SOX10 is involved in the early development of the NCCs and is involved in Schwann cells and oligodendrocytes later in development as well as into adulthood.[17] Sural nerve pathology in patient 1 showed findings consistent with a chronic hypomyelinating neuropathy with reduction of myelinated fibers and defective myelination of axons. Because of the presence of cochlear implants, both sisters were unable to undergo brain MRI to evaluate for possible central demyelination. The progressive weakness and spasticity seen in these 2 patients may potentially suggest a role of SOX10 that is not only restricted to periods of neural development but is also involved in the production and maintenance of myelin and axonal health.

An understanding of the underlying pathogenic disease mechanism is essential for developing targeted therapeutic interventions. Clinical and genetic data evaluated in this family show that a reduction in the relative dose of the mutant allele, as seen in the mosaic parent, ameliorates the clinical severity, indicating that as a therapeutic approach in PCWH, knockdown of the mutant allele expression could be achieved through antisense-mediated or RNAi-based therapy. Careful titration is essential, as haploinsufficiency leads to the classic WS4 phenotype. The WS4 presentation may be more developmental in origin; therefore, the presence of haploinsufficiency postnatally (as induced via allele-specific knockdown) may have less of a clinical effect. Moreover, this approach may potentially only alleviate the progressive neuromuscular symptoms, as the classic WS4 symptoms are present at birth.

Based on this family history of 2 affected sisters born to apparently unaffected parents, autosomal recessive inheritance was initially suspected, and the family was counseled accordingly. A confirmed genetic diagnosis allowed for accurate genetic counseling as the recurrence risk in future pregnancies of the patients is 50%, which is higher than that previously anticipated. Genetic counseling for the mosaic parent (the father) was more complicated, as recurrence risk depends on the ratio of mutated germline progenitor cells, which cannot be predicted from analysis of somatic tissues. In addition to his 2 affected daughters, the mosaic parent at present has 3 unaffected children. In reviewing families with parental mosaicism for dominant mutations causing osteogenesis imperfecta and retinoblastoma, the recurrence rate was estimated to be 27% and 10%, respectively.[22,23] Caution is necessary when counseling for somatic mosaicism, as an individual's recurrence risk may be as high as 50%.
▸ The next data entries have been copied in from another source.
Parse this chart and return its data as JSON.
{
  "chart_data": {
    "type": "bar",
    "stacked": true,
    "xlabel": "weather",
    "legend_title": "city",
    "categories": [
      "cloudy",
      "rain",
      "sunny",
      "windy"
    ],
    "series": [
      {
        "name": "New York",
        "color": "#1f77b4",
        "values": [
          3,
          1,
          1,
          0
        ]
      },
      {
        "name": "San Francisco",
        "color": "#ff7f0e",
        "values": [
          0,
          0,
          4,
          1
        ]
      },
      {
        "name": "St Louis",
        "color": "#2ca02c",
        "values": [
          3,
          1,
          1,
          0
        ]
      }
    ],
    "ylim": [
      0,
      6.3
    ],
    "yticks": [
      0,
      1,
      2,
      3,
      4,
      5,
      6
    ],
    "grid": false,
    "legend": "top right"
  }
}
We have presented 2 sisters with a unique phenotype of early-onset bilateral sensorineural hearing loss, progressive distal lower extremity spasticity, demyelinating sensorimotor neuropathy, mild pigmentary abnormalities, and normal cognition. Our report expands the phenotypic spectrum of SOX10-related neurocristopathy. Mutations in SOX10 should be considered in patients presenting with a phenotype of complicated HSP with hypomyelinating neuropathy and deafness, while SOX10 somatic mosaicism may manifest with only a mild sensory neuropathy.